If you’re enjoying a tomato or a mango or a salad at a top hotel in Grenada, there’s a very strong likelihood that she helped get it on your plate.

Marryshow is the president of the Grenada Network of Rural Women Producers, an alliance of more than 35 farmers (and another 15 or so processors) across the island that have been supplying local produce to many of the island’s resorts, hotels and restaurants, connecting Grenada’s agricultural industry with its travelers. 

About a decade ago, Marryshow retired from her job as an officer with the island’s Ministry of Agriculture to take over her family’s farm in the village of Bacolet in St David, transforming it into a thriving organic farm and a regular destination for farm tours and farm-to-table experiences. 

This farm is part of the network that helps supply many of the island’s resorts with the kind of high-quality produce chefs and customers crave — with demand continuing to grow so much that it led the women-driven organization to amend its constitution so men and younger people could join, she says. Many of them were husbands and boyfriends of existing members, drawn in by the growing demand for local agricultural production.

The effort began with the Sandals Grenada resort, and has expanded into hotels across the island, from the Calabash hotel to the soon-to-debut Six Senses resort in La Sagesse.  

“Right now I’m a full-time farmer,” Marryshow tells Caribbean Journal. 

T’s Eco Garden and Farm Tours in St David.

Marryshow is one of the biggest success stories of a buzzing sustainability movement in Grenada, a lush, fertile island in the Eastern Caribbean where crops from cacao to nutmeg to bananas have no trouble growing. 

The island, famous for its broad nutmeg production — is as verdant and green as any you’ll find in the region, a place where the local herbs and spices are so abundant they say even the air here has its own unique aroma (and they’re right). 

Now, it’s becoming famous for a sustainability drive that’s helping to create a synergy with local producers and reinvent the tourism paradigm. 

“Sustainability is becoming a bigger thing on the island,” says Tricia Simon, who runs an organization called Grenada Agro-Tourism. “It’s all about healthier living, about living off the land.”

Simon, a Grenadian attorney, was living in Toronto and visiting the island when the pandemic’s border closures kept her on the island. She never left, building up a farm called Mount Parnassus Plantation and, more recently, creating a totally sustainable eco-cottage on the property that she’s listing on Airbnb. 

Simon restored an old chattel house into a sustainable eco-cottage.

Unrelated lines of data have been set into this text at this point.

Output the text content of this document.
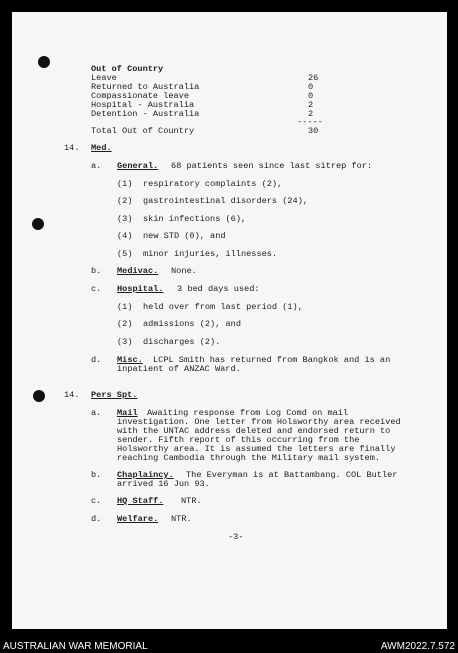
Out of Country
Leave	26
Returned to Australia	0
Compassionate leave	0
Hospital - Australia	2
Detention - Australia	2
-----
Total Out of Country	30
14. Med.
a. General. 68 patients seen since last sitrep for:
(1) respiratory complaints (2),
(2) gastrointestinal disorders (24),
(3) skin infections (6),
(4) new STD (0), and
(5) minor injuries, illnesses.
b. Medivac. None.
c. Hospital. 3 bed days used:
(1) held over from last period (1),
(2) admissions (2), and
(3) discharges (2).
d. Misc. LCPL Smith has returned from Bangkok and is an
inpatient of ANZAC Ward.
14. Pers Spt.
a. Mail Awaiting response from Log Comd on mail
investigation. One letter from Holsworthy area received
with the UNTAC address deleted and endorsed return to
sender. Fifth report of this occurring from the
Holsworthy area. It is assumed the letters are finally
reaching Cambodia through the Military mail system.
b. Chaplaincy. The Everyman is at Battambang. COL Butler
arrived 16 Jun 93.
c. HQ Staff. NTR.
d. Welfare. NTR.
-3-
AUSTRALIAN WAR MEMORIAL	AWM2022.7.572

The drive for sustainability here is even more important given Grenada’s tourism economy. Ensuring that the island benefits in broad-spectrum ways from the vacations it hosts is an essential tenet of sustainable tourism. 

The garden at the Spice Island Beach Resort supplies the menu regularly.

Many of the resorts on the island now have their own garden, too, like the one at the Spice Island Beach Resort, which supplies copious herbs and vegetables to the hotel’s kitchen — some even finding their way into an outstanding house-made hot sauce. 

Sustainability has even found its way into the rum world, where Grenada’s new Renegade Rum Distillery has helped coordinate a network of local farms across the island for its sustainably-produced, cane-juice rum.

‘Sustainability is a growing trend here,” Simon says. “You have a lot of people, including those who came back to the island after the pandemic, who started getting into farming, into sustainability.”

In April, Grenada will host the first edition of the Caribbean Tourism Organization’s Sustainable Tourism Conference since the pandemic, putting the island’s sustainability push in the spotlight again. 

Back in St David’s, travelers can enjoy their own farm-to-table experience at T’s Eco Garden, walking the grounds of Marryshow’s beautiful two-acre site bridged by palm trees and the sound of a rushing river, feeling the breeze and strolling by the water.

“I think God put his pleasure in every country,” she says, clutching a freshly-picked ginger root in her hand. “In Grenada, our pleasure was this — a fertile soil, our friendly people and the lush vegetation that we have.”